Aangespoord door de publicaties van Marc Marin over de afbraak van de “oude” Eeckberger zijn we bij de Kluize op zoek gegaan naar de geschiedenis van deze school. Een stuk over onderwijs waaraan honderden bewoners van de wijk ’t Kalf zeker herinneringen zullen bewaren. Bedankt Marc om dit op te nemen in uw rijke documentatie van en over onze gemeente.
Pastoor Vitalis Van Helleputte was de initiatiefnemer voor de bouw van de wijkschool in 1901. Later werd E.H. Van Helleputte onze eerste deken voor het dekenaat Sint-Gillis-Waas (1910).
Hoe het allemaal begon…
Het was te danken aan het persoonlijk initiatief van E.H. Vitalis Van Helleputte dat er een wijkschool op ’t Kalf zou gebouwd worden (1901). De pastoor bekostigde dit grotendeels uit zijn eigen middelen. De grond waarop de school gebouwd werd was geschonken door mej. Charlotte Seghers, tante van de latere bisschop van Gent, Mgr. Seghers.
Er stond op die plaats een oude boerderij waar de gebroeders Alfons en Jozef Beck woonden.

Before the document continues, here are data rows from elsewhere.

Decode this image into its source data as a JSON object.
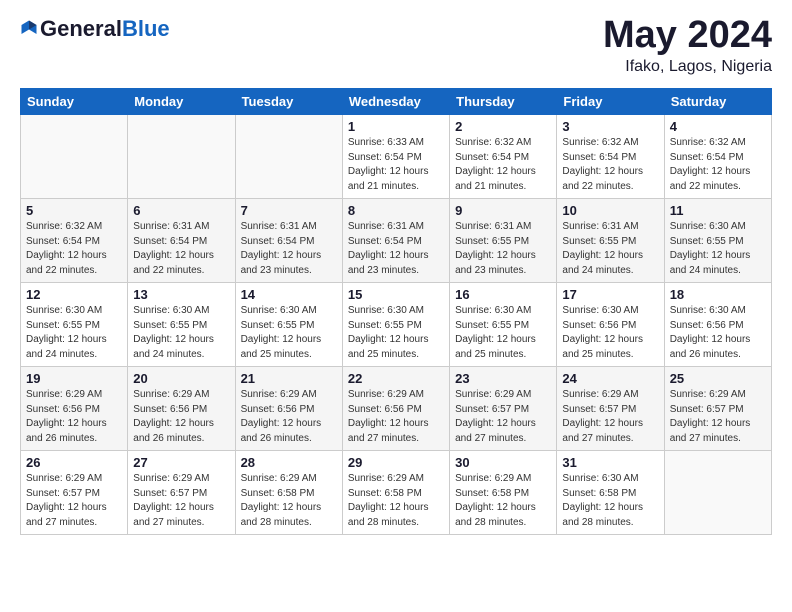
{
  "header": {
    "logo_general": "General",
    "logo_blue": "Blue",
    "title": "May 2024",
    "location": "Ifako, Lagos, Nigeria"
  },
  "days_of_week": [
    "Sunday",
    "Monday",
    "Tuesday",
    "Wednesday",
    "Thursday",
    "Friday",
    "Saturday"
  ],
  "weeks": [
    [
      {
        "day": "",
        "info": ""
      },
      {
        "day": "",
        "info": ""
      },
      {
        "day": "",
        "info": ""
      },
      {
        "day": "1",
        "info": "Sunrise: 6:33 AM\nSunset: 6:54 PM\nDaylight: 12 hours\nand 21 minutes."
      },
      {
        "day": "2",
        "info": "Sunrise: 6:32 AM\nSunset: 6:54 PM\nDaylight: 12 hours\nand 21 minutes."
      },
      {
        "day": "3",
        "info": "Sunrise: 6:32 AM\nSunset: 6:54 PM\nDaylight: 12 hours\nand 22 minutes."
      },
      {
        "day": "4",
        "info": "Sunrise: 6:32 AM\nSunset: 6:54 PM\nDaylight: 12 hours\nand 22 minutes."
      }
    ],
    [
      {
        "day": "5",
        "info": "Sunrise: 6:32 AM\nSunset: 6:54 PM\nDaylight: 12 hours\nand 22 minutes."
      },
      {
        "day": "6",
        "info": "Sunrise: 6:31 AM\nSunset: 6:54 PM\nDaylight: 12 hours\nand 22 minutes."
      },
      {
        "day": "7",
        "info": "Sunrise: 6:31 AM\nSunset: 6:54 PM\nDaylight: 12 hours\nand 23 minutes."
      },
      {
        "day": "8",
        "info": "Sunrise: 6:31 AM\nSunset: 6:54 PM\nDaylight: 12 hours\nand 23 minutes."
      },
      {
        "day": "9",
        "info": "Sunrise: 6:31 AM\nSunset: 6:55 PM\nDaylight: 12 hours\nand 23 minutes."
      },
      {
        "day": "10",
        "info": "Sunrise: 6:31 AM\nSunset: 6:55 PM\nDaylight: 12 hours\nand 24 minutes."
      },
      {
        "day": "11",
        "info": "Sunrise: 6:30 AM\nSunset: 6:55 PM\nDaylight: 12 hours\nand 24 minutes."
      }
    ],
    [
      {
        "day": "12",
        "info": "Sunrise: 6:30 AM\nSunset: 6:55 PM\nDaylight: 12 hours\nand 24 minutes."
      },
      {
        "day": "13",
        "info": "Sunrise: 6:30 AM\nSunset: 6:55 PM\nDaylight: 12 hours\nand 24 minutes."
      },
      {
        "day": "14",
        "info": "Sunrise: 6:30 AM\nSunset: 6:55 PM\nDaylight: 12 hours\nand 25 minutes."
      },
      {
        "day": "15",
        "info": "Sunrise: 6:30 AM\nSunset: 6:55 PM\nDaylight: 12 hours\nand 25 minutes."
      },
      {
        "day": "16",
        "info": "Sunrise: 6:30 AM\nSunset: 6:55 PM\nDaylight: 12 hours\nand 25 minutes."
      },
      {
        "day": "17",
        "info": "Sunrise: 6:30 AM\nSunset: 6:56 PM\nDaylight: 12 hours\nand 25 minutes."
      },
      {
        "day": "18",
        "info": "Sunrise: 6:30 AM\nSunset: 6:56 PM\nDaylight: 12 hours\nand 26 minutes."
      }
    ],
    [
      {
        "day": "19",
        "info": "Sunrise: 6:29 AM\nSunset: 6:56 PM\nDaylight: 12 hours\nand 26 minutes."
      },
      {
        "day": "20",
        "info": "Sunrise: 6:29 AM\nSunset: 6:56 PM\nDaylight: 12 hours\nand 26 minutes."
      },
      {
        "day": "21",
        "info": "Sunrise: 6:29 AM\nSunset: 6:56 PM\nDaylight: 12 hours\nand 26 minutes."
      },
      {
        "day": "22",
        "info": "Sunrise: 6:29 AM\nSunset: 6:56 PM\nDaylight: 12 hours\nand 27 minutes."
      },
      {
        "day": "23",
        "info": "Sunrise: 6:29 AM\nSunset: 6:57 PM\nDaylight: 12 hours\nand 27 minutes."
      },
      {
        "day": "24",
        "info": "Sunrise: 6:29 AM\nSunset: 6:57 PM\nDaylight: 12 hours\nand 27 minutes."
      },
      {
        "day": "25",
        "info": "Sunrise: 6:29 AM\nSunset: 6:57 PM\nDaylight: 12 hours\nand 27 minutes."
      }
    ],
    [
      {
        "day": "26",
        "info": "Sunrise: 6:29 AM\nSunset: 6:57 PM\nDaylight: 12 hours\nand 27 minutes."
      },
      {
        "day": "27",
        "info": "Sunrise: 6:29 AM\nSunset: 6:57 PM\nDaylight: 12 hours\nand 27 minutes."
      },
      {
        "day": "28",
        "info": "Sunrise: 6:29 AM\nSunset: 6:58 PM\nDaylight: 12 hours\nand 28 minutes."
      },
      {
        "day": "29",
        "info": "Sunrise: 6:29 AM\nSunset: 6:58 PM\nDaylight: 12 hours\nand 28 minutes."
      },
      {
        "day": "30",
        "info": "Sunrise: 6:29 AM\nSunset: 6:58 PM\nDaylight: 12 hours\nand 28 minutes."
      },
      {
        "day": "31",
        "info": "Sunrise: 6:30 AM\nSunset: 6:58 PM\nDaylight: 12 hours\nand 28 minutes."
      },
      {
        "day": "",
        "info": ""
      }
    ]
  ]
}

De boerderij werd afgebroken en de grond (zeer laag gelegen) moest verhoogd worden met grond die de boeren gingen halen uit de Zandstraat.
De architect van de twee klaslokalen die gebouwd werden was een zekere Geernaert en de aannemer was Jozef De Cock uit de Reepstraat (toen nog Ripstraat). De school werd door ons gemeentebestuur aangenomen en in januari 1902 door het ministerie erkend.
Twee klasloka len: een voor de “bewaarschool” en het andere voor de lagere school. De kinderen boven de 11 jaar (voor zover ze nog naar school gingen) moesten naar de centrumschool in ’t dorp gaan wegens plaatsgebrek. En dan nog was het probleem niet opgelost. Zuster Alfonsine (de eerste directrice) zat op een bepaald moment met 80 à 100 kinderen in haar klas. Zuster Ludwina werd voor de bewaarklas aangesteld, maar bleef wegens ziekte na een jaar thuis. Zij werd opgevolgd door zuster Celesta.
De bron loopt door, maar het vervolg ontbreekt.